Production cuts are affecting the third quarter profit growth of steelmakers in China.
Shougang, Shagang and eight other Chinese listed steel companies announced their still high first three-quarter earnings. Net profit attributable to the parent company saw significant year-over-year growth.
In the third quarter alone, the annual growth rate of net profits of steel businesses overall slowed, and individual businesses even saw a year-over-year decline in their net profits.

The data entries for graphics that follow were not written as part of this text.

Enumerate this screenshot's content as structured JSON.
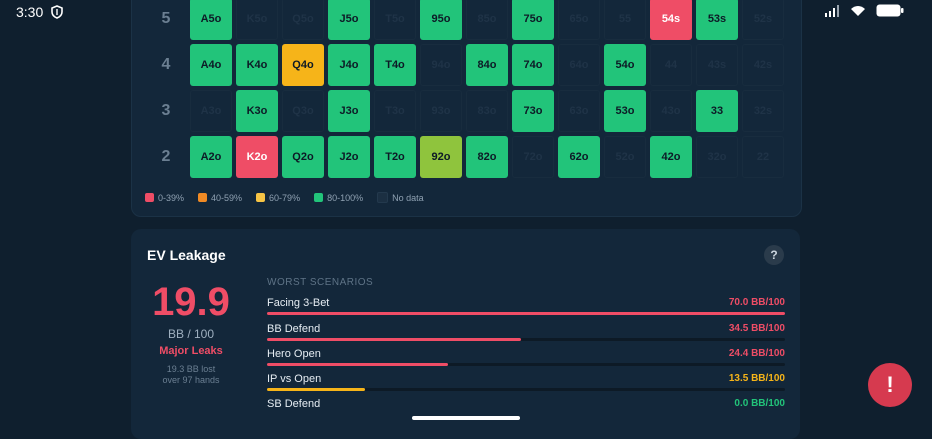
{
  "status_bar": {
    "time": "3:30"
  },
  "grid": {
    "rows": [
      {
        "label": "5",
        "cells": [
          {
            "t": "A5o",
            "c": "green"
          },
          {
            "t": "K5o",
            "c": "empty"
          },
          {
            "t": "Q5o",
            "c": "empty"
          },
          {
            "t": "J5o",
            "c": "green"
          },
          {
            "t": "T5o",
            "c": "empty"
          },
          {
            "t": "95o",
            "c": "green"
          },
          {
            "t": "85o",
            "c": "empty"
          },
          {
            "t": "75o",
            "c": "green"
          },
          {
            "t": "65o",
            "c": "empty"
          },
          {
            "t": "55",
            "c": "empty"
          },
          {
            "t": "54s",
            "c": "red"
          },
          {
            "t": "53s",
            "c": "green"
          },
          {
            "t": "52s",
            "c": "empty"
          }
        ]
      },
      {
        "label": "4",
        "cells": [
          {
            "t": "A4o",
            "c": "green"
          },
          {
            "t": "K4o",
            "c": "green"
          },
          {
            "t": "Q4o",
            "c": "yellow"
          },
          {
            "t": "J4o",
            "c": "green"
          },
          {
            "t": "T4o",
            "c": "green"
          },
          {
            "t": "94o",
            "c": "empty"
          },
          {
            "t": "84o",
            "c": "green"
          },
          {
            "t": "74o",
            "c": "green"
          },
          {
            "t": "64o",
            "c": "empty"
          },
          {
            "t": "54o",
            "c": "green"
          },
          {
            "t": "44",
            "c": "empty"
          },
          {
            "t": "43s",
            "c": "empty"
          },
          {
            "t": "42s",
            "c": "empty"
          }
        ]
      },
      {
        "label": "3",
        "cells": [
          {
            "t": "A3o",
            "c": "empty"
          },
          {
            "t": "K3o",
            "c": "green"
          },
          {
            "t": "Q3o",
            "c": "empty"
          },
          {
            "t": "J3o",
            "c": "green"
          },
          {
            "t": "T3o",
            "c": "empty"
          },
          {
            "t": "93o",
            "c": "empty"
          },
          {
            "t": "83o",
            "c": "empty"
          },
          {
            "t": "73o",
            "c": "green"
          },
          {
            "t": "63o",
            "c": "empty"
          },
          {
            "t": "53o",
            "c": "green"
          },
          {
            "t": "43o",
            "c": "empty"
          },
          {
            "t": "33",
            "c": "green"
          },
          {
            "t": "32s",
            "c": "empty"
          }
        ]
      },
      {
        "label": "2",
        "cells": [
          {
            "t": "A2o",
            "c": "green"
          },
          {
            "t": "K2o",
            "c": "red"
          },
          {
            "t": "Q2o",
            "c": "green"
          },
          {
            "t": "J2o",
            "c": "green"
          },
          {
            "t": "T2o",
            "c": "green"
          },
          {
            "t": "92o",
            "c": "lime"
          },
          {
            "t": "82o",
            "c": "green"
          },
          {
            "t": "72o",
            "c": "empty"
          },
          {
            "t": "62o",
            "c": "green"
          },
          {
            "t": "52o",
            "c": "empty"
          },
          {
            "t": "42o",
            "c": "green"
          },
          {
            "t": "32o",
            "c": "empty"
          },
          {
            "t": "22",
            "c": "empty"
          }
        ]
      }
    ]
  },
  "legend": [
    {
      "label": "0-39%",
      "color": "#ef4d66"
    },
    {
      "label": "40-59%",
      "color": "#f08a24"
    },
    {
      "label": "60-79%",
      "color": "#f6c445"
    },
    {
      "label": "80-100%",
      "color": "#22c47a"
    },
    {
      "label": "No data",
      "color": "#1b2f42"
    }
  ],
  "ev": {
    "title": "EV Leakage",
    "help": "?",
    "value": "19.9",
    "unit": "BB / 100",
    "status": "Major Leaks",
    "lost": "19.3 BB lost",
    "hands": "over 97 hands",
    "worst_title": "WORST SCENARIOS",
    "scenarios": [
      {
        "name": "Facing 3-Bet",
        "value": "70.0 BB/100",
        "fill": 1.0,
        "color": "#ef4d66"
      },
      {
        "name": "BB Defend",
        "value": "34.5 BB/100",
        "fill": 0.49,
        "color": "#ef4d66"
      },
      {
        "name": "Hero Open",
        "value": "24.4 BB/100",
        "fill": 0.35,
        "color": "#ef4d66"
      },
      {
        "name": "IP vs Open",
        "value": "13.5 BB/100",
        "fill": 0.19,
        "color": "#f6b419"
      },
      {
        "name": "SB Defend",
        "value": "0.0 BB/100",
        "fill": 0.0,
        "color": "#22c47a"
      }
    ]
  },
  "fab": {
    "label": "!"
  }
}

Industry officials said the Chinese steel industry has cut production since the third quarter even more than the market is expected to meet the country's energy consumption targets.
Although the recent high steel prices and the decrease in raw material costs of steel production profits continued, the decline in steel production and sales in the third quarter caused the growth in steel revenues to slow down.
Price increase is limited
According to some producer sources, China's crude steel output is expected to show a downward trend for the remainder of 2021, as production cuts are political missions for steelmakers.
However, even if the cuts are extended further in the fourth quarter, steel prices are unlikely to increase significantly, partly because falling iron ore prices have reduced production costs and partly because the steel market has felt the impact of the slowing real estate market.
The slowdown in the real estate sector as a result of the tightening of loans to this sector may lead to a year-on-year decline in the demand for real estate steel in the second half and may also negatively affect the manufacturing of engineering machinery.
Some steel traders said the recovery of infrastructure construction until mid-September was more moderate than a year ago. China will accelerate the issuance of local government private bonds in Q4, but the bond's support for infrastructure may not take effect until early 2022.